Cet atome s'appelle "l'atome-germe". La force qu'il contient anime le coeur et maintient la vie dans l'organisme. Tous les autres atomes du corps entier doivent vibrer en harmonie avec cet atome. Les forces de l'atome-germe ont été intégrées à tous les corps denses possédés autrefois par l'Ego particulier auquel il est attaché; et sur sa matière plastique sont gravées toutes les expériences de cet Ego au cours de toutes ses existences. Quand nous retournerons à Dieu, quand nous serons tous devenus une fois encore "Un en Dieu", ces archives qui sont particulièrement le "livre" de Dieu (Apocalypse 20/12), subsisteront toujours, et c'est par elles que nous conserverons notre individualité. Nous transformons nos expériences, comme nous le décrirons, en facultés; le mal est transmué en bien, et ce bien est conservé comme pouvoir de faire un bien plus élevé, mais les archives enregistrées de nos expériences appartiennent à Dieu et sont en Dieu, dans le sens le plus intime.
La "Corde d'argent" qui unit les véhicules supérieurs et inférieurs se termine par l'atome-germe dans le coeur.
Quand la vie matérielle vient à sa fin d'une manière naturelle, les forces de l'atome-germe se dégagent en passant le long du nerf pneumogastrique, puis par derrière la tête et le long de la corde d'argent, en même temps que les véhicules supérieurs. C'est cette rupture dans le coeur qui marque la mort physique; mais la connexion de la corde d'argent n'est pas rompue tout de suite et, dans certains cas, pas avant plusieurs jours.
Le corps vital est le véhicule de la perception sensorielle. Comme il reste avec le corps du désir et que la corde éthérique les relie au corps dense abandonné, il est évident que jusqu'à la rupture de cette corde, il doit rester une certaine quantité de sensation éprouvée par l'Ego lorsque le corps dense est malmené. Il se produit donc une certaine douleur lorsque le sang est extrait et le liquide d'embaumement injecté, lorsque le corps est ouvert pour une autopsie ou lorsque le corps est incinéré trop tôt.
L'auteur a eu connaissance d'un cas où un chirurgien avait amputé trois orteils sous anesthésie à un patient. Il jeta les orteils coupés dans un feu vif, mais aussitôt l'opéré s'est mis à crier, car la rapide désintégration des orteils matériels produisait une désintégration aussi rapide des orteils éthériques reliés aux véhicules supérieurs.

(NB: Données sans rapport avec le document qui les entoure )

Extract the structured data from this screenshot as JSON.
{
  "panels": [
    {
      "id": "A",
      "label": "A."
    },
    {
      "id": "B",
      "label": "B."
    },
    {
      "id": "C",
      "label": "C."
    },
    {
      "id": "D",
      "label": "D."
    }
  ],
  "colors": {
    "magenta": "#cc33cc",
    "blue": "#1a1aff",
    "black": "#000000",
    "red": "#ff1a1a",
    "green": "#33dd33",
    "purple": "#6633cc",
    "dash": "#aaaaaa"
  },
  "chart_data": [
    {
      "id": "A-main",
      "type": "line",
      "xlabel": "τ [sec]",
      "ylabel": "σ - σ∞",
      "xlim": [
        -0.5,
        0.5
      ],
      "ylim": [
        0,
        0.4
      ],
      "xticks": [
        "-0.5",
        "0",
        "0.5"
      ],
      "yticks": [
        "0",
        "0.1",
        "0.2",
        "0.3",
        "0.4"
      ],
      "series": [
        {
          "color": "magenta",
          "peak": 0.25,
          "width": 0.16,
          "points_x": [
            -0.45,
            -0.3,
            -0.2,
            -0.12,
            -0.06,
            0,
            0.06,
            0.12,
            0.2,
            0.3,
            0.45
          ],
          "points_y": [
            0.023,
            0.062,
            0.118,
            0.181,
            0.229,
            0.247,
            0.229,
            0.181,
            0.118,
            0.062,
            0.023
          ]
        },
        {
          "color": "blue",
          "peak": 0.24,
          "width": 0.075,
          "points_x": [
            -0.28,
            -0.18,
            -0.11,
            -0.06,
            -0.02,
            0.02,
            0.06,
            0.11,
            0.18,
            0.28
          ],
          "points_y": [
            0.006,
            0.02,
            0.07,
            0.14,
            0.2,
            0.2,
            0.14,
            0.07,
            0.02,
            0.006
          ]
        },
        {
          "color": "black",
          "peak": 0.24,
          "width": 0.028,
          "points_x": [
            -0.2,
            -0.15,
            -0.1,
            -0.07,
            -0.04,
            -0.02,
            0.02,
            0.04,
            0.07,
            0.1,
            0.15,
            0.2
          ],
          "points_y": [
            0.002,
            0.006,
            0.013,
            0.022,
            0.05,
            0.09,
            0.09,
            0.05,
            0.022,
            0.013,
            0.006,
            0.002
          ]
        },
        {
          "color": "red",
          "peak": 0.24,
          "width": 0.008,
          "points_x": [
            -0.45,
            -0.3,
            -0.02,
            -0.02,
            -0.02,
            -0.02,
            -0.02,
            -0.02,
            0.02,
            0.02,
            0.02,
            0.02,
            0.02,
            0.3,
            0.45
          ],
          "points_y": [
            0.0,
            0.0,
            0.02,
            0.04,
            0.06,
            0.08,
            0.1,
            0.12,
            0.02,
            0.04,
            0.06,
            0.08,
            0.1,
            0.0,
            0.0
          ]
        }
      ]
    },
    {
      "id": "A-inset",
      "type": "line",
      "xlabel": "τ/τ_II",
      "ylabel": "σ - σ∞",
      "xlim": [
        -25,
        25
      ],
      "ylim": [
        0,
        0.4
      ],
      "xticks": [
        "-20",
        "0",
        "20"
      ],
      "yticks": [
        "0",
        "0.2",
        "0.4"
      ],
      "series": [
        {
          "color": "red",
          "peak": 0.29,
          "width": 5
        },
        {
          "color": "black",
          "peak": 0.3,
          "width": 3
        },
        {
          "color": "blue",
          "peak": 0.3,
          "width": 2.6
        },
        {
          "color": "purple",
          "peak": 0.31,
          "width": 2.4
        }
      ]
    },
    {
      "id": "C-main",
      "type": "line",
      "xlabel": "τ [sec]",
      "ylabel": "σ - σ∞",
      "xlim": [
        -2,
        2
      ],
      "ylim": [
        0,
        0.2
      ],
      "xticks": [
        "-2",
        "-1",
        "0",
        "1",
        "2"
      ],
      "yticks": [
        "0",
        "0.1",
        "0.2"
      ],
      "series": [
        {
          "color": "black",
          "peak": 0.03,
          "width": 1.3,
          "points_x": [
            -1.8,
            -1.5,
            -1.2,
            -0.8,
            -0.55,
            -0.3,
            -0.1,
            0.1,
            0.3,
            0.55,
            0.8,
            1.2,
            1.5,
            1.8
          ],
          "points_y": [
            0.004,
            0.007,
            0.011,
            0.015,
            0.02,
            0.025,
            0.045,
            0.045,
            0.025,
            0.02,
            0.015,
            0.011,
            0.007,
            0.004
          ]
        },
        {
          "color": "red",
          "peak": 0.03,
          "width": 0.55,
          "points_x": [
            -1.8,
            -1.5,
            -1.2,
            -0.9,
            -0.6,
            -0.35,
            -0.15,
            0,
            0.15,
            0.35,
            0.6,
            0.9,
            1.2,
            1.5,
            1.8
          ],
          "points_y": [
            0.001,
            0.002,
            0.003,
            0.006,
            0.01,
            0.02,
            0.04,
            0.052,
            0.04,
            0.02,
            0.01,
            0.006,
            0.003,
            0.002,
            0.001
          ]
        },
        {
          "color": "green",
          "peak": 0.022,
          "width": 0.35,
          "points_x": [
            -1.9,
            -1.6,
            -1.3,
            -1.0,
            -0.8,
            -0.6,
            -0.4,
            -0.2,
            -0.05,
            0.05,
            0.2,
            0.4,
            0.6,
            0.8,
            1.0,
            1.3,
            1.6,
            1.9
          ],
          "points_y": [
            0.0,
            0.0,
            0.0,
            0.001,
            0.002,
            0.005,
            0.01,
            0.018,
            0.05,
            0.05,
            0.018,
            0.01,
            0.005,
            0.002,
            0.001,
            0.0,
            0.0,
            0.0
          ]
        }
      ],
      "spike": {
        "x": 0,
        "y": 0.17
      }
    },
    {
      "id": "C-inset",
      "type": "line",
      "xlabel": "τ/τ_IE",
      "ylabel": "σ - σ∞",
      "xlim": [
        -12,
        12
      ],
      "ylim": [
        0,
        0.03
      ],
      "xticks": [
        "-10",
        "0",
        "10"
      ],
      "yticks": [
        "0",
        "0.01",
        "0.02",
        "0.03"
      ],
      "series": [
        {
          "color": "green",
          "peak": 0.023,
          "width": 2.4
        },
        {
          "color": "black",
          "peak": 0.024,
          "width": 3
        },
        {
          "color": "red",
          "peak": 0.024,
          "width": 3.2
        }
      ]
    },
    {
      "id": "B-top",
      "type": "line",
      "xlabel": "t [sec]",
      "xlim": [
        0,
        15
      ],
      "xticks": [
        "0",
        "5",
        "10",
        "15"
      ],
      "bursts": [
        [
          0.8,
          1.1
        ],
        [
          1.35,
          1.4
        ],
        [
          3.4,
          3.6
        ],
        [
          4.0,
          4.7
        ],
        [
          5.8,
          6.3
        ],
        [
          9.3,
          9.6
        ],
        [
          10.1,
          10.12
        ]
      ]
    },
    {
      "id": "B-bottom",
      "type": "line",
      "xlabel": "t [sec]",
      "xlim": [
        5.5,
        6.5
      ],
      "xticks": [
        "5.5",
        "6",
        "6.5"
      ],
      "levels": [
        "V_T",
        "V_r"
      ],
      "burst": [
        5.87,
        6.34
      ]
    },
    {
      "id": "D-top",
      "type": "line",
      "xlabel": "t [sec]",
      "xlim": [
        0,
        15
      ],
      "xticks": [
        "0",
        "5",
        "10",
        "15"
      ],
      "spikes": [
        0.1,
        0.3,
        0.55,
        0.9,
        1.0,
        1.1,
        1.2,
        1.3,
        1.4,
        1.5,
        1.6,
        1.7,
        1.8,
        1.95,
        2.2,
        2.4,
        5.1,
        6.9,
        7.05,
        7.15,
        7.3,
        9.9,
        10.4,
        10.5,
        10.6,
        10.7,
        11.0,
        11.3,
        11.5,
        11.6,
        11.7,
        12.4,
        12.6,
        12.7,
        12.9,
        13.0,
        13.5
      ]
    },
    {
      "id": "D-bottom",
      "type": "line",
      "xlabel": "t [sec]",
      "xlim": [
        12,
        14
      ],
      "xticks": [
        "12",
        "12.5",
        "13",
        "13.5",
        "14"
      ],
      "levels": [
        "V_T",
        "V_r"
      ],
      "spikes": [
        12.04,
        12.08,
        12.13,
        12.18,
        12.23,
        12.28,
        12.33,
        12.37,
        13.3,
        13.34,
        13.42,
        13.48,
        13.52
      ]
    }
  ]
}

C'est de cette manière que toutes les atteintes affectent l'esprit désincarné pendant un temps qui va de quelques heures à trois jours et demi après la mort. A ce moment, toute connexion est coupée, et le corps commence à se décomposer.
C'est pourquoi il faut prendre grand soin de ne pas faire souffrir, par de tels procédés, l'esprit qui s'en va. Si les lois ou d'autres circonstances empêchent de garder le corps au calme pendant quelques jours dans la chambre où la mort s'est produite, du moins peut-on le mettre dans une chambre froide pendant ce laps de temps et ensuite le traiter de la manière désirée. Le calme et la prière sont à ce moment d'un grand secours; et si nous aimons avec sagesse l'esprit qui s'en va, nous pourrons gagner sa gratitude éternelle en suivant les instructions ci-dessus.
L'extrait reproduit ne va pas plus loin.